The company is currently exporting to countries like USA, UK, Bulgaria, Australia, Kenya, Middle East etc.
Rajasthani craftsmanship has always fascinated Rahul Jain, a native of Jaipur. Be it mesmerizing Katputli puppets, embellished Mochdi shoes, or colorful bangles, Rajasthani handicrafts are sought after around the world.
Rahul, 31, says, “I know how much a handicraft from Rajasthan costs. The selling price of the item was four times higher than the actual cost, and I was shocked to see that there was no preset market rate for these handicrafts.
This experience inspired Rahul to open his own e-commerce business a year later to collaborate with artisans and artisans to sell affordable products by cutting out the middleman. In 2014, Rahul along with Ankit Agarwal and Pawan Goyal founded eCraftIndia.com with an initial capital of Rs 20,000 ranging from home decor to furniture, furnishings, paintings, kitchenware and gifts, the portal is home to over 8,000 unique products , eCraftIndia.com is currently recording Rs 12 crore in revenue.
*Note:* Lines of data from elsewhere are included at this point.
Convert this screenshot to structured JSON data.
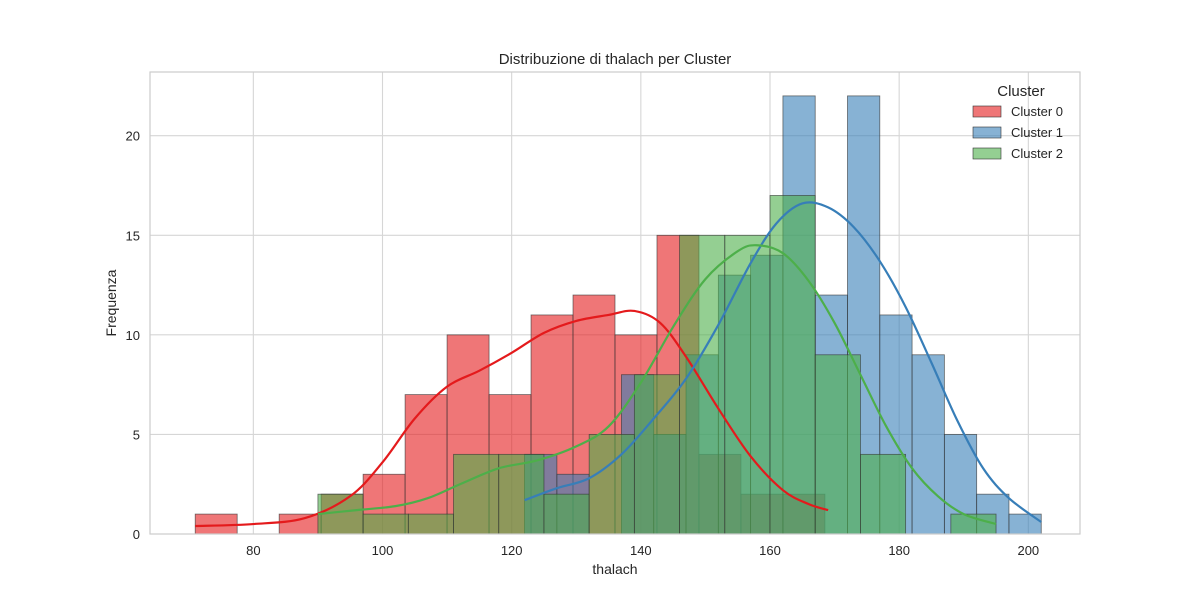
{
  "chart_data": {
    "type": "histogram",
    "title": "Distribuzione di thalach per Cluster",
    "xlabel": "thalach",
    "ylabel": "Frequenza",
    "xlim": [
      64,
      208
    ],
    "ylim": [
      0,
      23.2
    ],
    "xticks": [
      80,
      100,
      120,
      140,
      160,
      180,
      200
    ],
    "yticks": [
      0,
      5,
      10,
      15,
      20
    ],
    "grid": true,
    "legend": {
      "title": "Cluster",
      "placement": "top-right"
    },
    "series": [
      {
        "name": "Cluster 0",
        "color": "#e41a1c",
        "bins": [
          {
            "x0": 71.0,
            "x1": 77.5,
            "count": 1
          },
          {
            "x0": 77.5,
            "x1": 84.0,
            "count": 0
          },
          {
            "x0": 84.0,
            "x1": 90.5,
            "count": 1
          },
          {
            "x0": 90.5,
            "x1": 97.0,
            "count": 2
          },
          {
            "x0": 97.0,
            "x1": 103.5,
            "count": 3
          },
          {
            "x0": 103.5,
            "x1": 110.0,
            "count": 7
          },
          {
            "x0": 110.0,
            "x1": 116.5,
            "count": 10
          },
          {
            "x0": 116.5,
            "x1": 123.0,
            "count": 7
          },
          {
            "x0": 123.0,
            "x1": 129.5,
            "count": 11
          },
          {
            "x0": 129.5,
            "x1": 136.0,
            "count": 12
          },
          {
            "x0": 136.0,
            "x1": 142.5,
            "count": 10
          },
          {
            "x0": 142.5,
            "x1": 149.0,
            "count": 15
          },
          {
            "x0": 149.0,
            "x1": 155.5,
            "count": 4
          },
          {
            "x0": 155.5,
            "x1": 162.0,
            "count": 2
          },
          {
            "x0": 162.0,
            "x1": 168.5,
            "count": 2
          }
        ],
        "kde": [
          [
            71,
            0.4
          ],
          [
            80,
            0.5
          ],
          [
            88,
            0.8
          ],
          [
            95,
            1.9
          ],
          [
            100,
            3.6
          ],
          [
            105,
            5.8
          ],
          [
            110,
            7.4
          ],
          [
            115,
            8.2
          ],
          [
            120,
            9.1
          ],
          [
            125,
            10.1
          ],
          [
            130,
            10.7
          ],
          [
            135,
            11.0
          ],
          [
            139,
            11.2
          ],
          [
            143,
            10.6
          ],
          [
            147,
            8.9
          ],
          [
            152,
            6.3
          ],
          [
            157,
            3.9
          ],
          [
            162,
            2.2
          ],
          [
            166,
            1.5
          ],
          [
            169,
            1.2
          ]
        ]
      },
      {
        "name": "Cluster 1",
        "color": "#377eb8",
        "bins": [
          {
            "x0": 122.0,
            "x1": 127.0,
            "count": 4
          },
          {
            "x0": 127.0,
            "x1": 132.0,
            "count": 3
          },
          {
            "x0": 132.0,
            "x1": 137.0,
            "count": 0
          },
          {
            "x0": 137.0,
            "x1": 142.0,
            "count": 8
          },
          {
            "x0": 142.0,
            "x1": 147.0,
            "count": 5
          },
          {
            "x0": 147.0,
            "x1": 152.0,
            "count": 9
          },
          {
            "x0": 152.0,
            "x1": 157.0,
            "count": 13
          },
          {
            "x0": 157.0,
            "x1": 162.0,
            "count": 14
          },
          {
            "x0": 162.0,
            "x1": 167.0,
            "count": 22
          },
          {
            "x0": 167.0,
            "x1": 172.0,
            "count": 12
          },
          {
            "x0": 172.0,
            "x1": 177.0,
            "count": 22
          },
          {
            "x0": 177.0,
            "x1": 182.0,
            "count": 11
          },
          {
            "x0": 182.0,
            "x1": 187.0,
            "count": 9
          },
          {
            "x0": 187.0,
            "x1": 192.0,
            "count": 5
          },
          {
            "x0": 192.0,
            "x1": 197.0,
            "count": 2
          },
          {
            "x0": 197.0,
            "x1": 202.0,
            "count": 1
          }
        ],
        "kde": [
          [
            122,
            1.7
          ],
          [
            127,
            2.3
          ],
          [
            132,
            2.8
          ],
          [
            137,
            4.0
          ],
          [
            142,
            5.8
          ],
          [
            147,
            7.8
          ],
          [
            152,
            10.5
          ],
          [
            157,
            13.6
          ],
          [
            161,
            15.6
          ],
          [
            165,
            16.6
          ],
          [
            169,
            16.4
          ],
          [
            173,
            15.4
          ],
          [
            177,
            13.7
          ],
          [
            181,
            11.4
          ],
          [
            185,
            8.6
          ],
          [
            189,
            5.7
          ],
          [
            193,
            3.3
          ],
          [
            197,
            1.8
          ],
          [
            202,
            0.6
          ]
        ]
      },
      {
        "name": "Cluster 2",
        "color": "#4daf4a",
        "bins": [
          {
            "x0": 90.0,
            "x1": 97.0,
            "count": 2
          },
          {
            "x0": 97.0,
            "x1": 104.0,
            "count": 1
          },
          {
            "x0": 104.0,
            "x1": 111.0,
            "count": 1
          },
          {
            "x0": 111.0,
            "x1": 118.0,
            "count": 4
          },
          {
            "x0": 118.0,
            "x1": 125.0,
            "count": 4
          },
          {
            "x0": 125.0,
            "x1": 132.0,
            "count": 2
          },
          {
            "x0": 132.0,
            "x1": 139.0,
            "count": 5
          },
          {
            "x0": 139.0,
            "x1": 146.0,
            "count": 8
          },
          {
            "x0": 146.0,
            "x1": 153.0,
            "count": 15
          },
          {
            "x0": 153.0,
            "x1": 160.0,
            "count": 15
          },
          {
            "x0": 160.0,
            "x1": 167.0,
            "count": 17
          },
          {
            "x0": 167.0,
            "x1": 174.0,
            "count": 9
          },
          {
            "x0": 174.0,
            "x1": 181.0,
            "count": 4
          },
          {
            "x0": 181.0,
            "x1": 188.0,
            "count": 0
          },
          {
            "x0": 188.0,
            "x1": 195.0,
            "count": 1
          }
        ],
        "kde": [
          [
            90,
            1.0
          ],
          [
            96,
            1.2
          ],
          [
            102,
            1.4
          ],
          [
            107,
            1.8
          ],
          [
            112,
            2.5
          ],
          [
            118,
            3.3
          ],
          [
            124,
            3.7
          ],
          [
            130,
            4.4
          ],
          [
            135,
            5.4
          ],
          [
            140,
            7.6
          ],
          [
            145,
            10.4
          ],
          [
            150,
            12.8
          ],
          [
            155,
            14.2
          ],
          [
            158,
            14.5
          ],
          [
            162,
            14.1
          ],
          [
            166,
            12.7
          ],
          [
            170,
            10.6
          ],
          [
            174,
            8.0
          ],
          [
            178,
            5.4
          ],
          [
            182,
            3.3
          ],
          [
            186,
            1.9
          ],
          [
            190,
            1.0
          ],
          [
            195,
            0.5
          ]
        ]
      }
    ]
  }
}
“Our burning desire is to create a global reach for Indian arts and crafts by contributing to the development of skills and encouraging these artisans. Therefore, with the aim of bringing to light these hidden gems of rural villages and small cities across the country, we built eCraftIndia,” says Rahul.
These brands have taken great initiatives, which not only bring them business but also rural crafts will benefit from it.